Create concise, clear subject lines
How can you help your clients and, in turn, help your email marketing efforts? Start with an effective subject line. Here are a few pointers:

1. Tell what’s inside. Let your audience know what content they should expect. If you try to pull them in under false pretenses, you may risk the reader unsubscribing.

2. Keep it brief. Do that by making each word count.

  • Shrinking subjects—shorter subjects lines benefit you. Subject lines are truncated at a variety of character lengths depending on the browser, email client or mobile device. Some truncate at 60 characters; others will truncate at fewer than 30.

    64% of B2B decision makers read email on their mobile devices.

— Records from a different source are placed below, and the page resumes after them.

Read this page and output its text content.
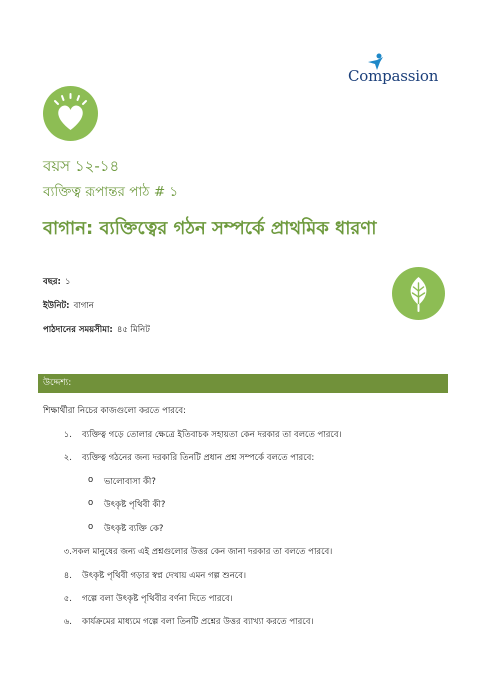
Compassion
বয়স ১২-১৪
ব্যক্তিত্ব রূপান্তর পাঠ # ১
বাগান: ব্যক্তিত্বের গঠন সম্পর্কে প্রাথমিক ধারণা
বছর: ১
ইউনিট: বাগান
পাঠদানের সময়সীমা: ৪৫ মিনিট
উদ্দেশ্য:
শিক্ষার্থীরা নিচের কাজগুলো করতে পারবে:
১. ব্যক্তিত্ব গড়ে তোলার ক্ষেত্রে ইতিবাচক সহায়তা কেন দরকার তা বলতে পারবে।
২. ব্যক্তিত্ব গঠনের জন্য দরকারি তিনটি প্রধান প্রশ্ন সম্পর্কে বলতে পারবে:
o ভালোবাসা কী?
o উৎকৃষ্ট পৃথিবী কী?
o উৎকৃষ্ট ব্যক্তি কে?
৩. সকল মানুষের জন্য এই প্রশ্নগুলোর উত্তর কেন জানা দরকার তা বলতে পারবে।
৪. উৎকৃষ্ট পৃথিবী গড়ার স্বপ্ন দেখায় এমন গল্প শুনবে।
৫. গল্পে বলা উৎকৃষ্ট পৃথিবীর বর্ণনা দিতে পারবে।
৬. কার্যক্রমের মাধ্যমে গল্পে বলা তিনটি প্রশ্নের উত্তর ব্যাখ্যা করতে পারবে।
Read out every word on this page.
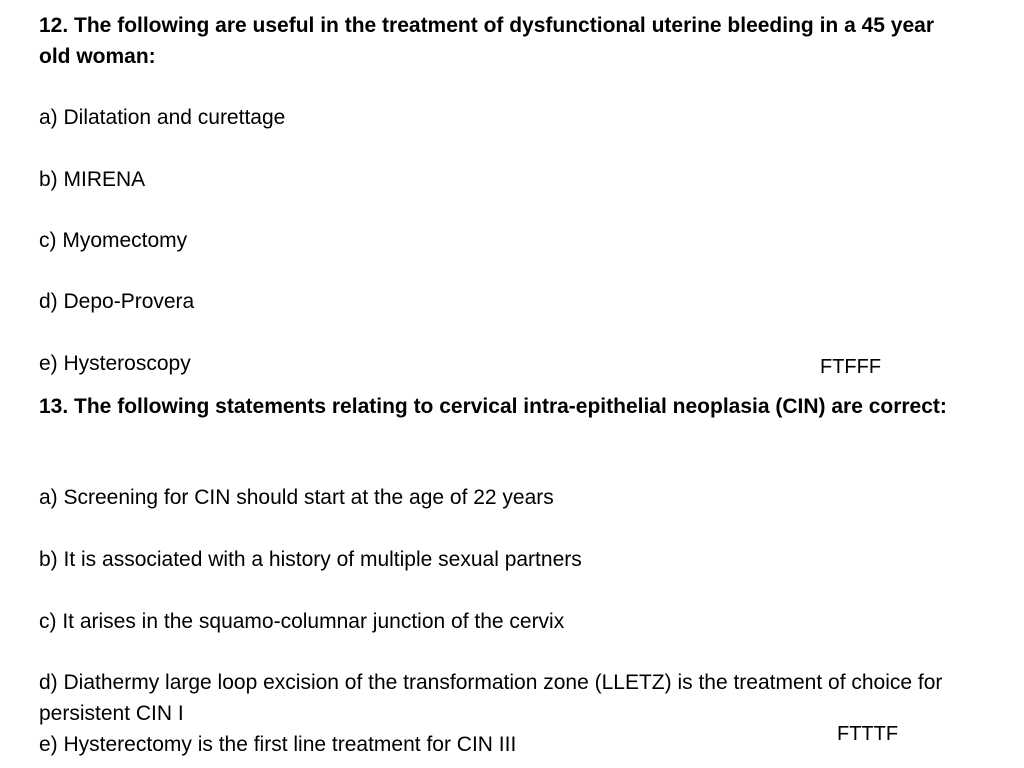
12. The following are useful in the treatment of dysfunctional uterine bleeding in a 45 year old woman:

a) Dilatation and curettage

b) MIRENA

c) Myomectomy

d) Depo-Provera

e) Hysteroscopy	FTFFF

13. The following statements relating to cervical intra-epithelial neoplasia (CIN) are correct:

a) Screening for CIN should start at the age of 22 years

b) It is associated with a history of multiple sexual partners

c) It arises in the squamo-columnar junction of the cervix

d) Diathermy large loop excision of the transformation zone (LLETZ) is the treatment of choice for persistent CIN I

e) Hysterectomy is the first line treatment for CIN III	FTTTF
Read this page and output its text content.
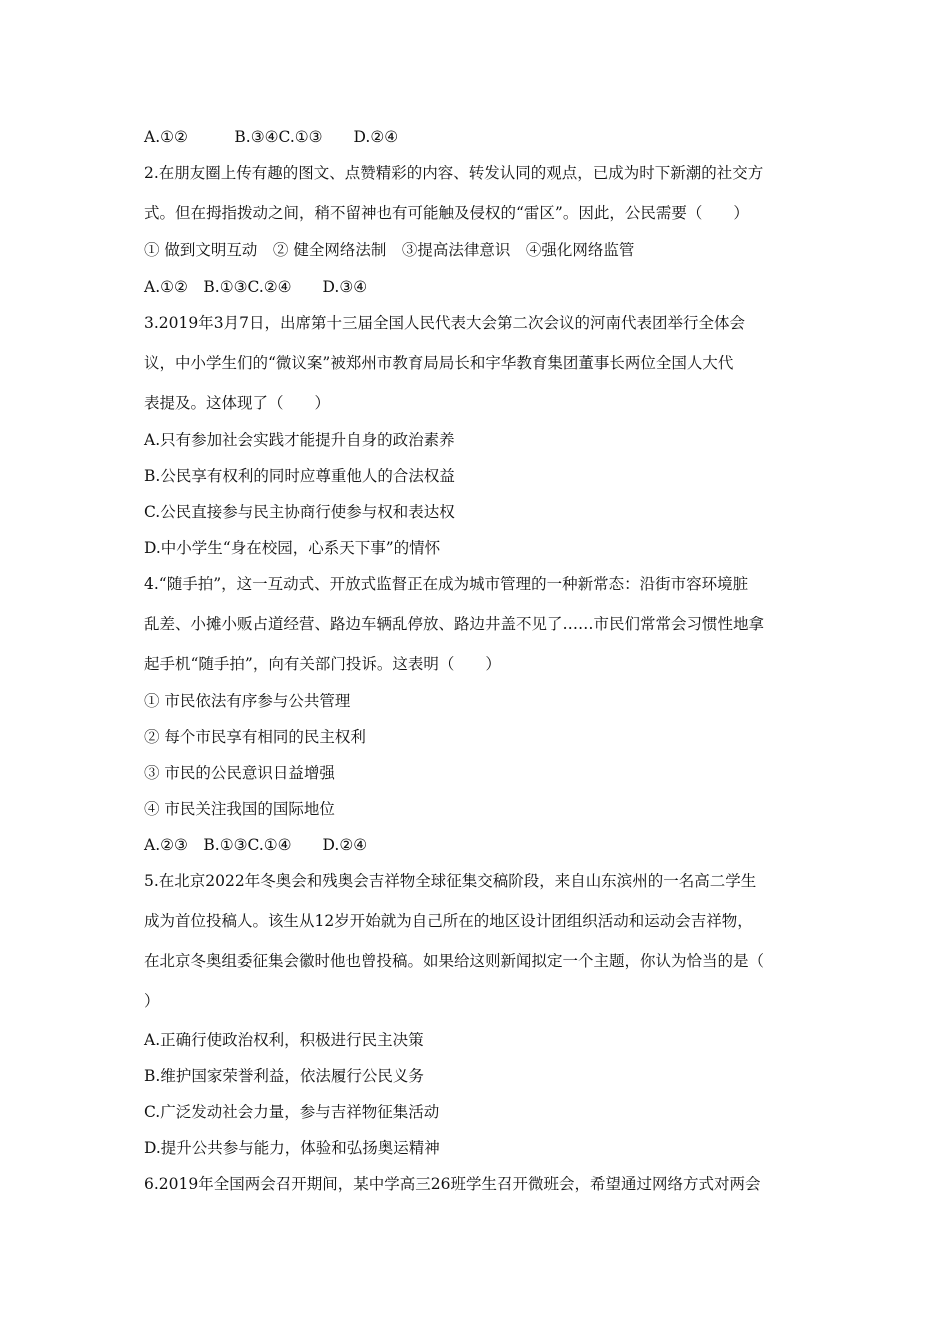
A.①②　　　B.③④C.①③　　D.②④
2.在朋友圈上传有趣的图文、点赞精彩的内容、转发认同的观点，已成为时下新潮的社交方
式。但在拇指拨动之间，稍不留神也有可能触及侵权的“雷区”。因此，公民需要（　　）
① 做到文明互动　② 健全网络法制　③提高法律意识　④强化网络监管
A.①②　B.①③C.②④　　D.③④
3.2019年3月7日，出席第十三届全国人民代表大会第二次会议的河南代表团举行全体会
议，中小学生们的“微议案”被郑州市教育局局长和宇华教育集团董事长两位全国人大代
表提及。这体现了（　　）
A.只有参加社会实践才能提升自身的政治素养
B.公民享有权利的同时应尊重他人的合法权益
C.公民直接参与民主协商行使参与权和表达权
D.中小学生“身在校园，心系天下事”的情怀
4.“随手拍”，这一互动式、开放式监督正在成为城市管理的一种新常态：沿街市容环境脏
乱差、小摊小贩占道经营、路边车辆乱停放、路边井盖不见了……市民们常常会习惯性地拿
起手机“随手拍”，向有关部门投诉。这表明（　　）
① 市民依法有序参与公共管理
② 每个市民享有相同的民主权利
③ 市民的公民意识日益增强
④ 市民关注我国的国际地位
A.②③　B.①③C.①④　　D.②④
5.在北京2022年冬奥会和残奥会吉祥物全球征集交稿阶段，来自山东滨州的一名高二学生
成为首位投稿人。该生从12岁开始就为自己所在的地区设计团组织活动和运动会吉祥物，
在北京冬奥组委征集会徽时他也曾投稿。如果给这则新闻拟定一个主题，你认为恰当的是（
）
A.正确行使政治权利，积极进行民主决策
B.维护国家荣誉利益，依法履行公民义务
C.广泛发动社会力量，参与吉祥物征集活动
D.提升公共参与能力，体验和弘扬奥运精神
6.2019年全国两会召开期间，某中学高三26班学生召开微班会，希望通过网络方式对两会
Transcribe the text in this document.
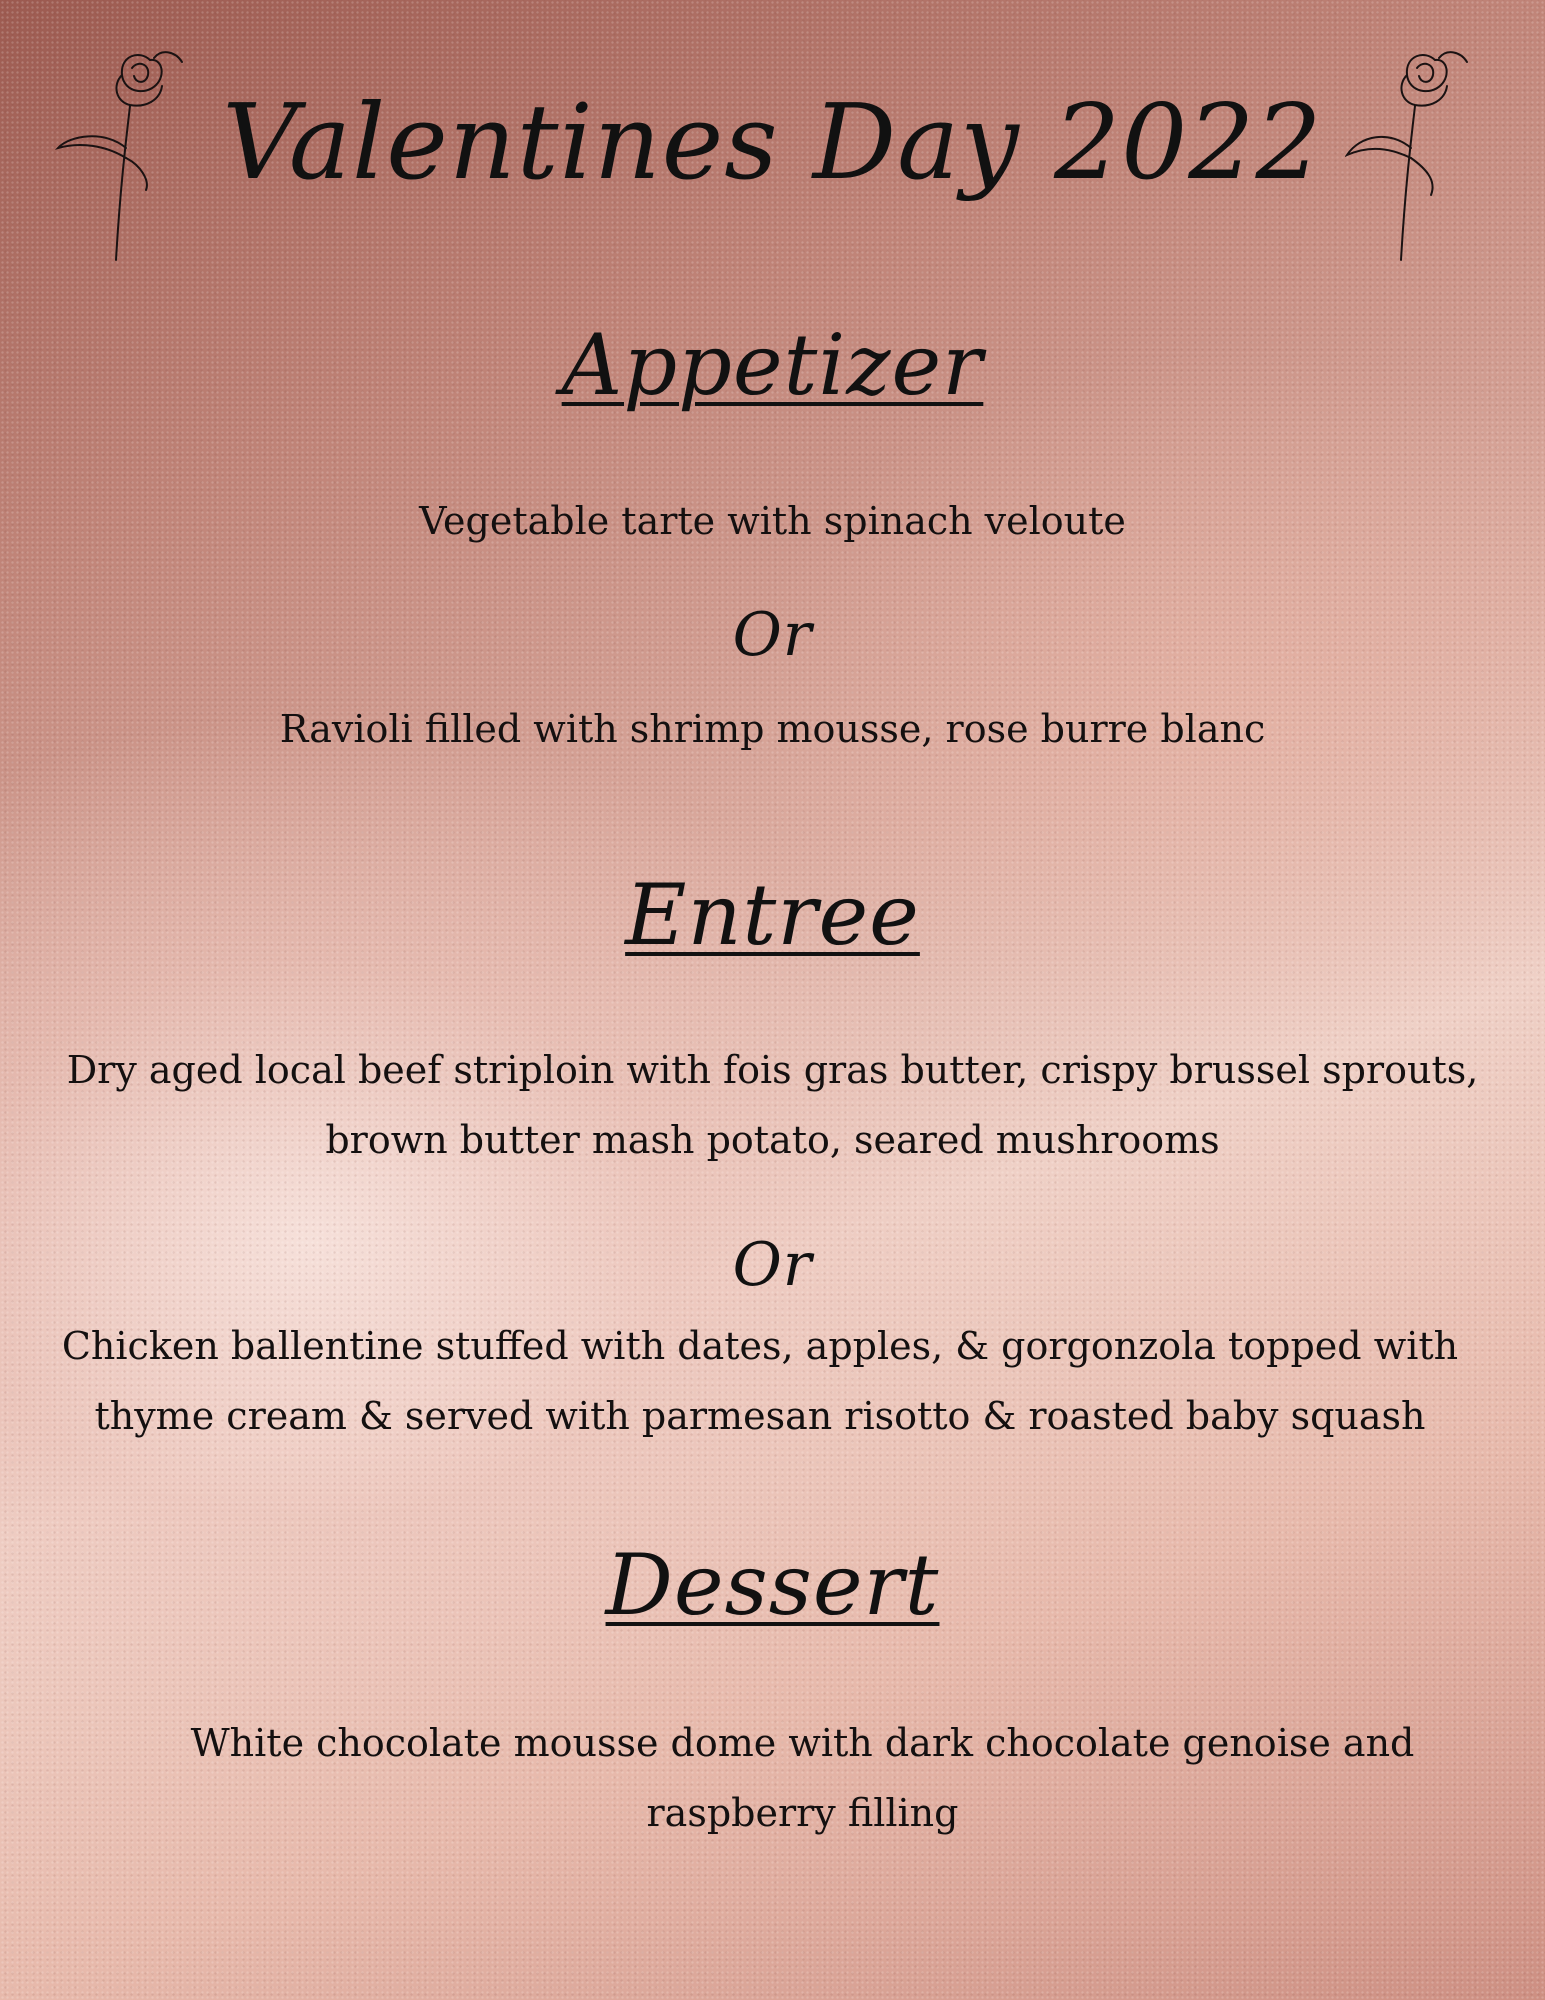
Valentines Day 2022
Appetizer

Vegetable tarte with spinach veloute

Or

Ravioli filled with shrimp mousse, rose burre blanc

Entree

Dry aged local beef striploin with fois gras butter, crispy brussel sprouts, brown butter mash potato, seared mushrooms

Or

Chicken ballentine stuffed with dates, apples, & gorgonzola topped with thyme cream & served with parmesan risotto & roasted baby squash

Dessert

White chocolate mousse dome with dark chocolate genoise and raspberry filling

Source: Marketo

  • Clarity first—if a couple extra words make the reason to open the email clearer, include them.

    Longer subject lines of 131-135 characters had the highest Click-to-Open rates. The Click-to-Open (CTO) Rate is the total number of Clicks (per subscriber) divided by the total number of Opens. Source: Alchemy Worx (study included diverse industries)

3. Freshen up your subject lines. Words lose their value over time due to changes in the communication landscape.

  • The word “Newsletter” has lower open rates then “News” or “Bulletin.”
  • “Update” has higher open rates than “Report” and “Forecast.” Source: Adestra Subject Analysis Report 2013

4. Change it up. Don’t use the exact same generic subject line for every issue of your company’s enews or promotion of an event.

5. Make it searchable. Use words that people may search for if they are trying to find your email to take a second glance at your content or find that event promotion or registration confirmation.

Be sure to analyze your client’s open rates
Each niche B2B market may have its own unique reactions to subject lines. Test subject lines by doing A/B tests. Analyze your open rates and CTO rates to see what style and overall length works best for your target audience.